Dez razões para uma catástrofe americana
António Santos
ODIARIO.INFO
Quando Marx escreveu que «há algo podre na essência de um sistema que aumenta a riqueza sem diminuir a miséria», não poderia ter imaginado o engenho com que esse sistema conseguiria esconder tanta miséria sob a casca da riqueza. Mas a pandemia veio revelar como é frágil a casca e podre o seu interior.

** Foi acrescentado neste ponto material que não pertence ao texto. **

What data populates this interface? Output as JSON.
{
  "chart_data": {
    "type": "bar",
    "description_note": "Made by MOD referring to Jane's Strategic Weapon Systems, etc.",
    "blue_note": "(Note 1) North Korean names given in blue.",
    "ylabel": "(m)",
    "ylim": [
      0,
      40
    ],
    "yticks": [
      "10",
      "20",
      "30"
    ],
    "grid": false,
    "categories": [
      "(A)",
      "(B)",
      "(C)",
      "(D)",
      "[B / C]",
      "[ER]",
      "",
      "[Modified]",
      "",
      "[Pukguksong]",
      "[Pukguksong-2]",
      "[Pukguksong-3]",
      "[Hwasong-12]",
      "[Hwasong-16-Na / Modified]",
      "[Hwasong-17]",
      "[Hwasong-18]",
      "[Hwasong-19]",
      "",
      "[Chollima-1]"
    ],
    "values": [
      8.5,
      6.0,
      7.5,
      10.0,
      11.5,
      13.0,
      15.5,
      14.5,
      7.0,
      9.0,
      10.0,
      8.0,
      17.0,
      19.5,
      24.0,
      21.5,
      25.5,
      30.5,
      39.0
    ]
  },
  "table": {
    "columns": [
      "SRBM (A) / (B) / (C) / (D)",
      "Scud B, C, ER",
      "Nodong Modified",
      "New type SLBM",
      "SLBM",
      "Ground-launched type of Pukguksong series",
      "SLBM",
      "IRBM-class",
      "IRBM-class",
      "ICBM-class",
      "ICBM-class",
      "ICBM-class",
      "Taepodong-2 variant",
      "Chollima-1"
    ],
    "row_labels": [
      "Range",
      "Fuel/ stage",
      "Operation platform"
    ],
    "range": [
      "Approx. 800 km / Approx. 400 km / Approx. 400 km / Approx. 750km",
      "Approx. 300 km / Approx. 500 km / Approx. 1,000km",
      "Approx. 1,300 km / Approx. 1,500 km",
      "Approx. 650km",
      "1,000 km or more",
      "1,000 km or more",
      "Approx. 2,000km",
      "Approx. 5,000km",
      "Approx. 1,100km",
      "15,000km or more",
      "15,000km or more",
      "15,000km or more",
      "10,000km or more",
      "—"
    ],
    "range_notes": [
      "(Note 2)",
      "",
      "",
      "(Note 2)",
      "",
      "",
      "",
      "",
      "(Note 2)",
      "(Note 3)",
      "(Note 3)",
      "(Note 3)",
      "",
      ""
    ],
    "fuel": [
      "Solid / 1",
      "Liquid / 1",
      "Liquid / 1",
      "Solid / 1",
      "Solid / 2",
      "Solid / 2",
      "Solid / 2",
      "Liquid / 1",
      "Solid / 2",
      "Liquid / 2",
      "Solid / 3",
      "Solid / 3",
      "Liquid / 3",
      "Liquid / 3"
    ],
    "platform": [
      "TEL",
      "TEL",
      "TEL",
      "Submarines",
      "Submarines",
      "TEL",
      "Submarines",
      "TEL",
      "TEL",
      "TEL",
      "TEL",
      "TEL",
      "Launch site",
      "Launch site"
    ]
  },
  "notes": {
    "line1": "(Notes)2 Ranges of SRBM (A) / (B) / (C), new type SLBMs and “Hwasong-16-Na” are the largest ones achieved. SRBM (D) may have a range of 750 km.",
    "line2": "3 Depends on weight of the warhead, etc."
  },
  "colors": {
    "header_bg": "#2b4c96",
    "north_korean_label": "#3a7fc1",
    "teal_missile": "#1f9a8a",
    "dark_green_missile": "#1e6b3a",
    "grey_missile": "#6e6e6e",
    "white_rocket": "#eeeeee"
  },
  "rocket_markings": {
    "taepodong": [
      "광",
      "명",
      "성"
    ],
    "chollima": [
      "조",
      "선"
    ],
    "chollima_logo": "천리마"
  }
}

Nos EUA desvela-se, sob a casca do país mais rico do planeta, o mais indecoroso terceiro-mundismo: o povo estadunidense está à mercê da morte. «Entre 200 000 e 240 000 americanos vão morrer», sentenciou Trump na semana passada, advertindo, contudo, que no dia 12 de abril os estadunidenses devem voltar ao trabalho. De costa a costa, somam-se sinais de uma veloz desagregação: nunca a taxa de desemprego cresceu tanto em tão pouco tempo — em duas semanas dez milhões de pessoas perderam o trabalho; nunca os índices de criminalidade aumentaram tão rapidamente — só na última semana, o número de crimes aumentou 20 por cento e nunca se venderam tantas armas em tão pouco tempo — uma explosão de 80 por cento num só mês.
1. O presidente não agiu atempadamente: Trump demorou 70 dias até tomar a primeira medida, desperdiçando a fase mais crucial para a contenção.
2. Todos os níveis de governo falharam: a arquitetura descentralizada do poder mostrou-se inapta para enfrentar a epidemia com agilidade e consistência: de Estado para Estado, de cidade para cidade, as estratégias de contenção foram confusas, descoordenadas e lentas.
3. A OMS não foi ouvida: a Casa Branca desprezou repetidamente as recomendações da Organização Mundial de Saúde, ao ponto de recusar os kits de teste oferecidos por esta organização, criando uma escassez sem paralelo na OCDE.
4. Não há Saúde pública: em vez de um serviço de saúde público, gratuito e universal, os EUA têm um sistema baseado em seguros de saúde privados e movidos pela sede de lucro, o que deixa 60 milhões de pessoas sem acesso a cuidados.
5. Desigualdade extrema: embora Trump garanta que estão todos no mesmo barco, só alguns levam colete salva-vidas. Os pobres e os negros são, desproporcionalmente, os que mais se infectam e os que mais morrem com COVID-19. Em Chicago, por exemplo, os negros compõem apenas 30% da população, mas representam 70% dos infectados.
6. O grande capital recusou sacrifícios: da indústria farmacêutica a Silicon Valley, os grandes grupos econômicos se recusaram a abrir mão de um centavo que fosse. A GM, por exemplo, recusou-se a produzir ventiladores até ao início de abril.
7. As ajudas são para os mesmos: Trump admitiu que o programa de alívio financeiro para a pandemia, o CARES, que pode injetar até 6,2 bilhões de dólares na economia, prevê 4,5 bilhões para os grandes grupos econômicos e para a banca e apenas 1,7 bilhões para a saúde, as pequenas empresas, os 50 Estados e os trabalhadores.
8. Os trabalhadores vivem num trapézio sem rede: nos EUA, 32 milhões de trabalhadores não têm qualquer tipo de baixa médica paga, 45 por cento não têm poupanças e outros 25 por cento têm menos de 1000 dólares na conta. 60% não aguentam um mês sem trabalhar.
9. Décadas de cortes: há 50 anos que os organismos públicos úteis numa pandemia são alvo de cortes bipartidários. Trump, por exemplo, acabou de cortar o orçamento dos Centros de Controle de Doenças, do Medicaid, do Medicare e do Instituto Nacional de Saúde.
10. O capitalismo: o capitalismo não procura preservar a vida, mas os lucros. É da sua própria natureza. A pandemia surge por isso para muitos capitalistas como uma oportunidade de negócio, para alguns como um prejuízo e, para muitos, como um pretexto para destruir a produção e recomeçar mais uma crise cíclica.